Parti en grande pompe à Gao pour un périple régional, le Premier ministre Choguel Maïga est retourné rabroué de la Cité des Askia où son séjour a été écourté sur fond d’interrogations sans réponses. L’opinion n’a de cesse de s’interroger, en effet, sur les raisons qui ont prévalu à l’annulation des étapes d’Ansongo et de Bourem. Le facteur sécuritaire reste le plus plausible, même si le bouleversement du calendrier primatorial cache bien des non-dits sur fond de dissensus entre le chef du Gouvernement et ses mentors.

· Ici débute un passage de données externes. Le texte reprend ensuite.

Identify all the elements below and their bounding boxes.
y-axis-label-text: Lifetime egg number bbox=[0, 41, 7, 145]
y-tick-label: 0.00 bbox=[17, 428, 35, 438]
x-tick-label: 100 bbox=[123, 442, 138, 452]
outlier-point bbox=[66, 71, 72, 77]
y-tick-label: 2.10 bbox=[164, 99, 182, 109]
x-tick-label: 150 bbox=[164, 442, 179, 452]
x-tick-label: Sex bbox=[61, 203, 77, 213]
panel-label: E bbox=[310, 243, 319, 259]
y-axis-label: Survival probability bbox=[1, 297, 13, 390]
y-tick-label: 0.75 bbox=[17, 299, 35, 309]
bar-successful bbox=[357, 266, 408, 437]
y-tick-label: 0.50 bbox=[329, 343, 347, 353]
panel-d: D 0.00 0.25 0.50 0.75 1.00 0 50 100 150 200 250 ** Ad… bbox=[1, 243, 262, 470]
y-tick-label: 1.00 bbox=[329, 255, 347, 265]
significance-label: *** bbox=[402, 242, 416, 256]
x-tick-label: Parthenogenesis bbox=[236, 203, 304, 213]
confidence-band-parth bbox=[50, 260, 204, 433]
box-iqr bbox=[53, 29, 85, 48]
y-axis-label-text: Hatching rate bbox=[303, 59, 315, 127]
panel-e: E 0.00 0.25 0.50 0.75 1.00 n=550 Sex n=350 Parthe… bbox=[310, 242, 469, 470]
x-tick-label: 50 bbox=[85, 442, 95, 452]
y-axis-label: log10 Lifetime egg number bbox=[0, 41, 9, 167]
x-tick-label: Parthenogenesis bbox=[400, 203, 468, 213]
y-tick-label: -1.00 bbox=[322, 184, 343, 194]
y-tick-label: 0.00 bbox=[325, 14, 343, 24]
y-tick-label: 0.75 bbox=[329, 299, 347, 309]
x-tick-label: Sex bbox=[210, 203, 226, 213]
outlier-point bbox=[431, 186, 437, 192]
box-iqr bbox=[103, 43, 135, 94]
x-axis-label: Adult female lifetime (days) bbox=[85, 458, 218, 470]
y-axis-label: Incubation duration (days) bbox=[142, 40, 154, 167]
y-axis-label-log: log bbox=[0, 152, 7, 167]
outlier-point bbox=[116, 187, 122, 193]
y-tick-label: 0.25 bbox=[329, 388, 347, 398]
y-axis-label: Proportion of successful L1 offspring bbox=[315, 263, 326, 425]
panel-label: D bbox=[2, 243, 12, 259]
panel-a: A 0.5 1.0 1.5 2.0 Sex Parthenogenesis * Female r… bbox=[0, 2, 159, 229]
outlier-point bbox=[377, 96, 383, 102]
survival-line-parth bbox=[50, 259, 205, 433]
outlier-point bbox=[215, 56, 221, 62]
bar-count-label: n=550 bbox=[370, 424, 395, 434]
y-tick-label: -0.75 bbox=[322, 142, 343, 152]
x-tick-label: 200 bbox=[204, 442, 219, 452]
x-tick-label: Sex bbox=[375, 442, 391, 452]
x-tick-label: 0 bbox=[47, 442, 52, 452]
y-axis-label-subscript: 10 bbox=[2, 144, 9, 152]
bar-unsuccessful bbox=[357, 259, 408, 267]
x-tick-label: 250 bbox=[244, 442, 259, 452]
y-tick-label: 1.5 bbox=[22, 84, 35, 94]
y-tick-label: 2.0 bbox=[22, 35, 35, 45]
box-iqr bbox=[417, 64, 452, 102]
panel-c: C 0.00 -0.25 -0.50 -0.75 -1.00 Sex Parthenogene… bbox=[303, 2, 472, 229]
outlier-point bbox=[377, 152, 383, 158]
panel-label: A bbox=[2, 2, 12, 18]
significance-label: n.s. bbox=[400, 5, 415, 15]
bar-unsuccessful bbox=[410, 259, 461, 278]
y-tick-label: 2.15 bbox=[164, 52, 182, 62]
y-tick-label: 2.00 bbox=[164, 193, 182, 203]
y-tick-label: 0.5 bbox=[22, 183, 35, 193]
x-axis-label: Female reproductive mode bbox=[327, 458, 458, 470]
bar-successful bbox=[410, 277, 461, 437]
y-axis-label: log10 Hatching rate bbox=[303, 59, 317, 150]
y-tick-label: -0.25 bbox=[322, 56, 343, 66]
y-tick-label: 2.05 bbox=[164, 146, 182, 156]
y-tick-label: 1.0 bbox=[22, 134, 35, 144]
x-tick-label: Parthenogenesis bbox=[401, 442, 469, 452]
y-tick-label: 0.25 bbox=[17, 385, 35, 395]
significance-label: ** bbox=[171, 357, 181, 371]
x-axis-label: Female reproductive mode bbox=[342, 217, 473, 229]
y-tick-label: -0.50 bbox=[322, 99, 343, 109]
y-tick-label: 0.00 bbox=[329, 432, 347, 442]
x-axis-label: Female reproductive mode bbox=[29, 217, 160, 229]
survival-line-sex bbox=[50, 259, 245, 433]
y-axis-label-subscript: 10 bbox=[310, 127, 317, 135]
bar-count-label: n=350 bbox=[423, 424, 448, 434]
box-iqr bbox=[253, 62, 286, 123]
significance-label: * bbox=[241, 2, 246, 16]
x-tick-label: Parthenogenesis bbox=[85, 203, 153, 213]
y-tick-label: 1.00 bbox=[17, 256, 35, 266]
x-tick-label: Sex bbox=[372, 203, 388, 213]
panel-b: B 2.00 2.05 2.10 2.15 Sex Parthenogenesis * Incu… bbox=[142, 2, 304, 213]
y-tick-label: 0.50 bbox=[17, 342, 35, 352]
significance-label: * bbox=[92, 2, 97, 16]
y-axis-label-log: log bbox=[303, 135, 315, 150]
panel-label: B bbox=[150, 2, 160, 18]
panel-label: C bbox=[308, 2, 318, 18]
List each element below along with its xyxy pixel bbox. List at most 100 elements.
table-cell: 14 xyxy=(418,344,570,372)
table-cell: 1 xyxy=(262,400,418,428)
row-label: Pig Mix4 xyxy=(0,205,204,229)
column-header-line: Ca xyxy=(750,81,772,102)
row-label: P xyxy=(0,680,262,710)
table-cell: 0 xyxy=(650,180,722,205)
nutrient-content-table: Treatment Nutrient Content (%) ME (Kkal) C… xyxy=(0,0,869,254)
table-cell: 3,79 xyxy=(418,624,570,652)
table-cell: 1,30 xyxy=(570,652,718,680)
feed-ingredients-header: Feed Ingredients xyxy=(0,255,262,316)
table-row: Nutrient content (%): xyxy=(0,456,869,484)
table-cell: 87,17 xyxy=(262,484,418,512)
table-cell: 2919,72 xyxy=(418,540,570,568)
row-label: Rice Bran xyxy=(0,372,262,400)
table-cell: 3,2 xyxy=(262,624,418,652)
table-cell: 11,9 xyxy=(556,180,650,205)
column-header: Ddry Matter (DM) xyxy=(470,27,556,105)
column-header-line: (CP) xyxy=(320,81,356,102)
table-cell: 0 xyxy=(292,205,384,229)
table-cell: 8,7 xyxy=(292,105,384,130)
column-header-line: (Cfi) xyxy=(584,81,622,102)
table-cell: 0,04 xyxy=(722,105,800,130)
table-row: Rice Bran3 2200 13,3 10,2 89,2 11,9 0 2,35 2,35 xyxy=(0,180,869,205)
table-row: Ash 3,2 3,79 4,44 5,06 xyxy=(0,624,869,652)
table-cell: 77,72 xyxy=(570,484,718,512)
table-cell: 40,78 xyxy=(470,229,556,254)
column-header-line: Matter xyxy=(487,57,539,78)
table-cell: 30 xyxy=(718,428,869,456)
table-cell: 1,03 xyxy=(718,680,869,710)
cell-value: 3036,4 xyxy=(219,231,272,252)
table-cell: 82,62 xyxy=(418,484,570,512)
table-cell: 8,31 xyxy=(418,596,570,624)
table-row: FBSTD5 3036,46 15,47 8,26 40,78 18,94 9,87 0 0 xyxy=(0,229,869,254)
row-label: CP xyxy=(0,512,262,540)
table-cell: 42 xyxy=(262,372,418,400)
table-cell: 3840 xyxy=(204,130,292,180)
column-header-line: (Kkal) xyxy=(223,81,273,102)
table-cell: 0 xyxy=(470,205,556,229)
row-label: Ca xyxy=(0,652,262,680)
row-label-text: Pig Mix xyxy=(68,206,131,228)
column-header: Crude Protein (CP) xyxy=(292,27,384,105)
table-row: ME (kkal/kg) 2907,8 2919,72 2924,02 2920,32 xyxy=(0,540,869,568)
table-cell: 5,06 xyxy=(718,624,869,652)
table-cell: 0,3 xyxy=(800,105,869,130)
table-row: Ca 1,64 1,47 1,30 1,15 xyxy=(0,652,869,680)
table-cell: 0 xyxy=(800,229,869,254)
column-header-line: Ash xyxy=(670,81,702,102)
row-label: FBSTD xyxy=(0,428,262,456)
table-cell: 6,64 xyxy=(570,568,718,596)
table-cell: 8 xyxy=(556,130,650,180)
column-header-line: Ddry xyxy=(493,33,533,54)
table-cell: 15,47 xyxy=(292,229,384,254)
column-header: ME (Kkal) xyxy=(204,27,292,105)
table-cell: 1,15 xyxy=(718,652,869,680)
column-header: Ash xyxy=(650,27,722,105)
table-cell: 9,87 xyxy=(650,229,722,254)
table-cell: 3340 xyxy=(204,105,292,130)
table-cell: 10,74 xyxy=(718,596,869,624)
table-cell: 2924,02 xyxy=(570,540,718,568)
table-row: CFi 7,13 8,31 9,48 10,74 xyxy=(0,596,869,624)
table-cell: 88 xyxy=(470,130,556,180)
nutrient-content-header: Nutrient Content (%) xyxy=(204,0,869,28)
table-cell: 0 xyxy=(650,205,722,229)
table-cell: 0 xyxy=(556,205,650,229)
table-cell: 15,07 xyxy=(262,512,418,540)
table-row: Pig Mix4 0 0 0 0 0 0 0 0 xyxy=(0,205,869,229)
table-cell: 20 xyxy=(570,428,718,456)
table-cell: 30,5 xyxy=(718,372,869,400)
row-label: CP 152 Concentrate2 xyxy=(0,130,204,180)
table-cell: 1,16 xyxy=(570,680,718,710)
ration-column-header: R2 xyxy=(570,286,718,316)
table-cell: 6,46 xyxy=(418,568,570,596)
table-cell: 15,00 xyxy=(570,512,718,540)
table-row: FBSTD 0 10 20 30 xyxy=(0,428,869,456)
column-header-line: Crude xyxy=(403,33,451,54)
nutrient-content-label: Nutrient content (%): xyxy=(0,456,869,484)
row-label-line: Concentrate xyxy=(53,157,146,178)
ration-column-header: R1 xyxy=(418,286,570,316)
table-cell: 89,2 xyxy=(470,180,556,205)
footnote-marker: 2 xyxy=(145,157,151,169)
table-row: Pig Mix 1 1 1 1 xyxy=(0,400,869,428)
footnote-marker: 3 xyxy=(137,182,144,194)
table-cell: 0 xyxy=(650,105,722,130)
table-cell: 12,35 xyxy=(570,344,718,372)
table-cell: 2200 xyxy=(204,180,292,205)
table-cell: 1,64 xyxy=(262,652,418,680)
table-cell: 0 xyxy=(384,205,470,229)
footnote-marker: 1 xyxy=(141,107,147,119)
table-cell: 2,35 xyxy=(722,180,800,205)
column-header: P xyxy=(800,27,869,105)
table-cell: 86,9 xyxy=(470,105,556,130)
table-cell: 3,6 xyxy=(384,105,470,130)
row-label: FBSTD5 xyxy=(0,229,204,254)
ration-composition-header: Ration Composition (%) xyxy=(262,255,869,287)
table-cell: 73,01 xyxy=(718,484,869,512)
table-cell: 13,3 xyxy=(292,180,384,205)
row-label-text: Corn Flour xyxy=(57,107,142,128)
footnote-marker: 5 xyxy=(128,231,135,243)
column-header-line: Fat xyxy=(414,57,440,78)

Quoi qu’il en soit, le passage de Choguel Maiga, ainsi que le cinglant démenti qu’il a apporté aux assurances de sécurité, constitue un indicateur de plus sur le devenir du processus électoral. Il devrait commencer par le référendum constitutionnel annoncé pour mars 2024, mais sa faisabilité est remise en cause depuis la sortie tonitruante du président de la Cour constitutionnelle sur la disette financière qui l’empêche d’accompagner le processus référendaire. Ce facteur défavorable s’est greffé à d’autres facteurs déjà connus, en l’occurrence l’obstacle de Kidal et les écueils sécuritaires. Le flop de Choguel dans la région de Gao prouve s’il en était besoin que ça n’est pas demain la veille de la consultation électorale devant enclencher le processus électoral au Mali. Surtout lorsqu’on est convaincu que «la sécurité vient avant la démocratie».
La Primature a-t-il brisé la glace avec l’imam Mahmoud Dicko
Seules les montagnes ne se rencontrent pas, dit-on. La maxime traduite parfaitement l’évolution apparente des rapports entre le chef du gouvernement et l’imam Mahmoud Dicko. En rupture de ban avec le pouvoir depuis la nomination de Choguel Maiga, l’ancienne autorité morale du M5-RFP, selon nos sources, a pourtant reçu discrètement la visite de son ancien porte-parole et non moins président du Comité stratégique. De ce que les deux hommes ont échangé nos sources ne pipent mot, pas plus qu’elles ne précisent si leur rencontre nocturne a permis de briser la glace entre deux personnages qui se regardent en chiens de faïences. Toujours est-il que les mêmes sources affirment que les acteurs de l’ancien CNSP n’ont pas du tout apprécié ce rapprochement supposé du PM avec l’imam Mahmoud Dicko et que la nouvelle donne est scruté de près par les cinq (5) colonels pour suite à lui donner dans les jours à venir. D’aucuns estiment même que cette démarche du chef du Gouvernement pourrait être la bourrasque à laquelle il résistera difficilement après avoir échappé à un long congé de maladie ainsi qu’au coup de balai de la loi électorale.
Le Cherif de Nioro se démarque de la Transition
Aussi surprenant que cela puisse paraître, le Cherif de Nioro se démarque de la Transition dont il louait naguère encore les vertus à coups de dithyrambes à l’endroit des colonels. Celui qu’on appelle affectueusement Bouyé Haïdara l’a récemment confié à des proches collaborateurs dont la sincérité ne souffre d’aucun doute. La cause de la rupture ? Il semble que le vénérable leader religieux a pris pour prétexte les mêmes raisons qui ont prévalu à sa rupture d’avec le régime d’ATT en son temps : les contradictions entre la République et la confession musulmane. Cette fois également, à l’origine de la rupture se trouve l’élaboration de la nouvelle constitution et le malentendu des pouvoirs avec une partie du monde religieux malien sur la laïcité. Le cherif de Nioro, selon toute vraisemblance, s’est rangé du côté des tendances qui réclament à cor et à cri la suppression pure et simple de la notion de laïcité du projet de texte, alors que la commission de finalisation n’est vraisemblablement pas en train d’évoluer dans ce sens. C’est peut-être aussi l’une des raisons pour lesquelles Bouyé Haïdara a accueilli avec un rejet tacite la candidature du président de la Transition à la future présidentielle que lui a soumise une certaine délégation partie de Segou pour solliciter l’adhésion de Nioro.